The past few weeks have been pretty good for Sogou (NYSE: SOGO) investors, and today the stock rose above last year’s initial public offering price of $13 for the first time since late November. China’s second-largest search engine (by mobile queries) has been on a tear lately.
Three weeks ago I was singling out Sogou as one of three stocks under $10 worth buying, and the shares went on to rise by roughly 30%. It would be easy to point to analyst upgrades, upbeat company press releases, or other newsy developments, but it’s been surprisingly quiet on the Sogou front during the stock’s sharp bounce. Sogou is merely springing back into favor after spending most of 2018 in the high single digits.
Numbers don’t lie
We won’t be digesting new financial data on Sogou until late next month, but this is as good a time as any to revisit the strong second quarter announced in April. Revenue and adjusted earnings rose 53% and 56%, respectively.

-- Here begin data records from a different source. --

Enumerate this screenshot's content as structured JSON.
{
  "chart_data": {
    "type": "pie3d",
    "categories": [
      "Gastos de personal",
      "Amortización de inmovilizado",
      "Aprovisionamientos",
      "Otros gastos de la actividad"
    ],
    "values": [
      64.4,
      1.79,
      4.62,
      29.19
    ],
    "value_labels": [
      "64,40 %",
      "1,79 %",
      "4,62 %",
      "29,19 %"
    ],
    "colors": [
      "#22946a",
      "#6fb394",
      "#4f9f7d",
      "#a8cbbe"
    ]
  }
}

Sogou’s core search business continues to thrive, with revenue rising 50% for the quarter. The other part of its growth strategy — its mobile keyboard — is growing even faster. Sogou Mobile Keyboard grew its daily active user base by 30 million to hit 362 million for the quarter. The average user spends an hour a day using the mobile keyboard app.
It’s now been seven months since Sohu.com (NASDAQ: SOHU) completed its objective of spinning off Sogou. Sogou had been the fastest growing component at Sohu for years. It should have taken off after trading on its own merits, but that failed to happen. Though the shares inched slightly higher in their first few days of trading, Sogou has spent most of its time since late November as a broken IPO until it finally cracked the $13 ceiling today in intraday trading.
The gains may not stick: Corrections after sharp rallies are natural. However, trading above $13 for the first time in 2018 is notable even if it doesn’t last.
Sogou seems to be doing everything right. It has beaten Wall Street’s profit targets with ease in its first two quarters as a public company. Chinese stocks are also back in fashion, something that goes a long way toward explaining why this one has rallied despite a lack of analyst, corporate, or news activity.
The rallying shares will naturally place more pressure on the company to deliver a blowout quarter next month, to keep the party going. But Sogou has always been better than the broken IPO it’s traded as through most of its brief tenure as a public company.